Published in eLife, the study, titled “Determinants shaping the nanoscale architecture of the mouse rod outer segment,” provides an understanding of the mechanisms underlying the pathologies of certain gene mutations. These mutations, found within genes encoding the key structural proteins in the ROS membrane, have been shown to lead to blindness.

Our findings indicate that these gene mutations could impede or completely prevent disk morphogenesis which, in turn, would disrupt the structural integrity of ROS, compromise the viability of the retina and ultimately lead to blindness. This study gives us insight into how the viability of the retina is compromised by diseases, like retinitis pigmentosa and Stargardt disease, that affect structural proteins including peripherin of ABCA4. Armed with this data, we can now target new therapeutic approaches aimed at treating or potentially curing blindness.”

Krzysztof Palczewski, PhD, Donald Bren Professor of Ophthalmology at the UCI School of Medicine and corresponding author

The highly ordered ultrastructure of ROS was described more than five years ago, however its organization on the molecular level remained poorly understood, until now. Utilizing cryo-electron tomography (cryo-ET) and a new sample preparation method, the UCI-led team was able to obtain molecular resolution images of ROS.
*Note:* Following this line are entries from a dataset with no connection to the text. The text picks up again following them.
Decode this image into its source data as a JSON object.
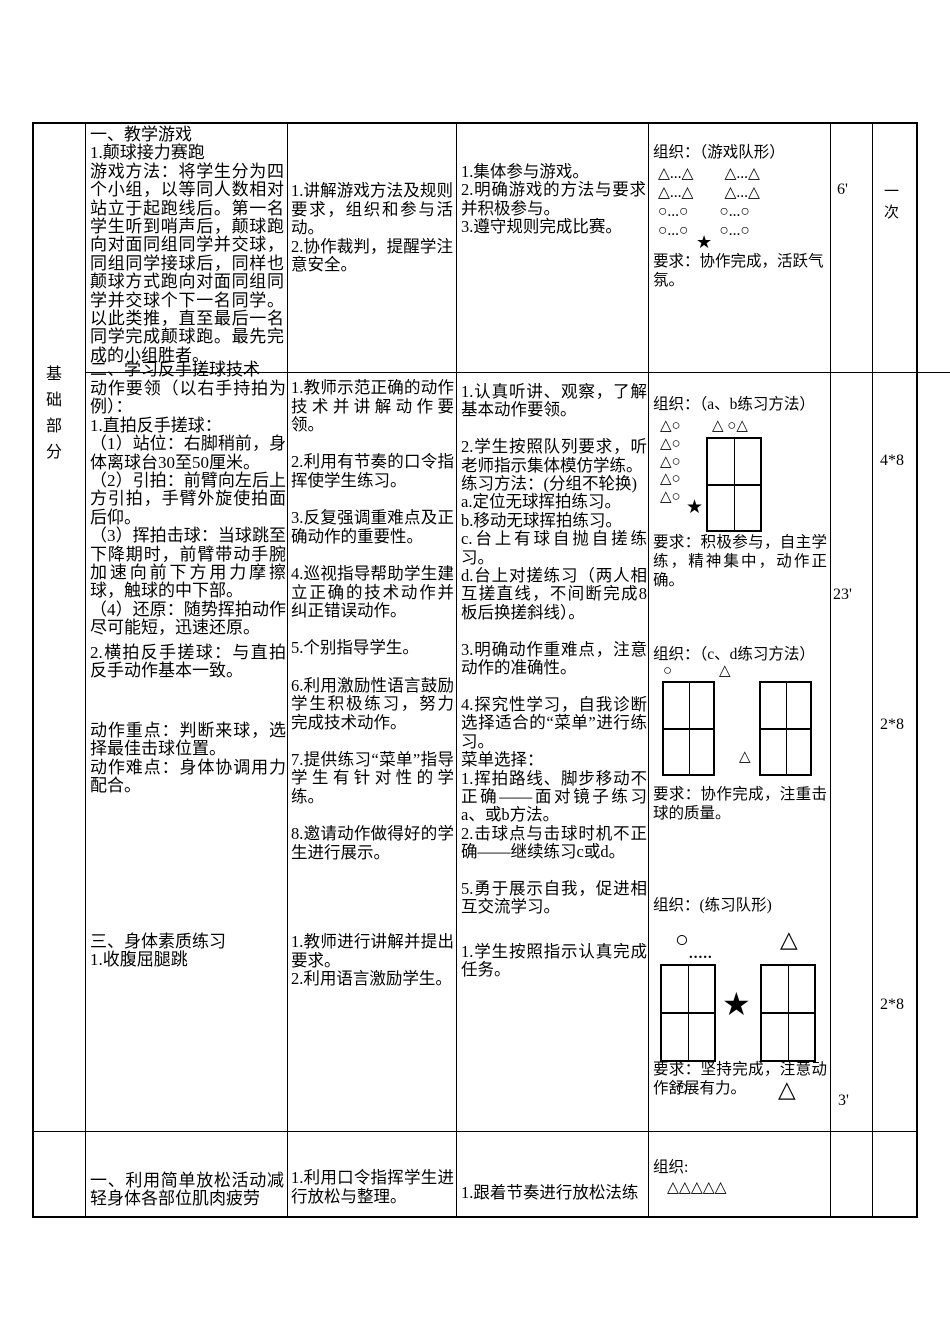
{
  "colors": {
    "background": "#ffffff",
    "text": "#000000",
    "border": "#000000"
  },
  "table": {
    "section_label": "基础部分"
  },
  "row_game": {
    "content_heading": "一、教学游戏",
    "content_sub": "1.颠球接力赛跑",
    "content_body": "游戏方法：将学生分为四个小组，以等同人数相对站立于起跑线后。第一名学生听到哨声后，颠球跑向对面同组同学并交球，同组同学接球后，同样也颠球方式跑向对面同组同学并交球个下一名同学。以此类推，直至最后一名同学完成颠球跑。最先完成的小组胜者。",
    "teacher": "1.讲解游戏方法及规则要求，组织和参与活动。\n2.协作裁判，提醒学注意安全。",
    "student": "1.集体参与游戏。\n2.明确游戏的方法与要求并积极参与。\n3.遵守规则完成比赛。",
    "org_title": "组织：（游戏队形）",
    "formation": "△...△　　△...△\n△...△　　△...△\n○...○　　○...○\n○...○　　○...○",
    "star": "★",
    "requirement": "要求：协作完成，活跃气氛。",
    "time": "6'",
    "count": "一次"
  },
  "row_skill": {
    "content_heading": "二、学习反手搓球技术",
    "content_body": "动作要领（以右手持拍为例）：\n1.直拍反手搓球：\n（1）站位：右脚稍前，身体离球台30至50厘米。\n（2）引拍：前臂向左后上方引拍，手臂外旋使拍面后仰。\n（3）挥拍击球：当球跳至下降期时，前臂带动手腕加速向前下方用力摩擦球，触球的中下部。\n（4）还原：随势挥拍动作尽可能短，迅速还原。",
    "content_body2": "2.横拍反手搓球：与直拍反手动作基本一致。",
    "content_keypoint": "动作重点：判断来球，选择最佳击球位置。\n动作难点：身体协调用力配合。",
    "teacher": "1.教师示范正确的动作技术并讲解动作要领。\n\n2.利用有节奏的口令指挥使学生练习。\n\n3.反复强调重难点及正确动作的重要性。\n\n4.巡视指导帮助学生建立正确的技术动作并纠正错误动作。\n\n5.个别指导学生。\n\n6.利用激励性语言鼓励学生积极练习，努力完成技术动作。\n\n7.提供练习“菜单”指导学生有针对性的学练。\n\n8.邀请动作做得好的学生进行展示。",
    "student": "1.认真听讲、观察，了解基本动作要领。\n\n2.学生按照队列要求，听老师指示集体模仿学练。\n练习方法：(分组不轮换)\na.定位无球挥拍练习。\nb.移动无球挥拍练习。\nc.台上有球自抛自搓练习。\nd.台上对搓练习（两人相互搓直线，不间断完成8板后换搓斜线）。\n\n3.明确动作重难点，注意动作的准确性。\n\n4.探究性学习，自我诊断选择适合的“菜单”进行练习。\n菜单选择：\n1.挥拍路线、脚步移动不正确——面对镜子练习a、或b方法。\n2.击球点与击球时机不正确——继续练习c或d。\n\n5.勇于展示自我，促进相互交流学习。",
    "time": "23'",
    "count_ab": "4*8",
    "count_cd": "2*8"
  },
  "row_fitness": {
    "content": "三、身体素质练习\n1.收腹屈腿跳",
    "teacher": "1.教师进行讲解并提出要求。\n2.利用语言激励学生。",
    "student": "1.学生按照指示认真完成任务。",
    "time": "3'",
    "count": "2*8"
  },
  "org_ab": {
    "title": "组织：（a、b练习方法）",
    "pair": "△○",
    "top_right": "△ ○△",
    "pairs_column": "△○\n△○\n△○\n△○",
    "star": "★",
    "requirement": "要求：积极参与，自主学练，精神集中，动作正确。"
  },
  "org_cd": {
    "title": "组织：（c、d练习方法）",
    "circle": "○",
    "triangle": "△",
    "mid_triangle": "△",
    "requirement": "要求：协作完成，注重击球的质量。"
  },
  "org_drill": {
    "title": "组织：(练习队形)",
    "circle": "○",
    "triangle": "△",
    "dots": ".....",
    "star": "★",
    "requirement": "要求：坚持完成，注意动作舒展有力。",
    "bottom_circle": "○",
    "bottom_triangle": "△"
  },
  "row_relax": {
    "content": "一、利用简单放松活动减轻身体各部位肌肉疲劳",
    "teacher": "1.利用口令指挥学生进行放松与整理。",
    "student": "1.跟着节奏进行放松法练",
    "org_title": "组织:",
    "org_formation": "△△△△△"
  }
}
“Cryo-ET enabled us to image rim disc structures and to quantitatively assess the connectors between disks revealing the molecular landscape in ROS, including connectors between ROS disk membranes,” explained Palczewski. “With this information, we are able to address open questions regarding the close disk stacking and the high membrane curvature at disk rims, which are specialized and essential structural characteristics of ROS.”

Ongoing research, including studies involving humans, is necessary to test these new findings. However, preliminary indications are that new therapeutic approaches will most likely involve gene editing technologies, rather than gene augmentation or pharmacological interventions.

This research was supported by grants from the CIFAR program Molecular Architecture of Life, the National Institutes of Health and the Research to Prevent Blindness organization.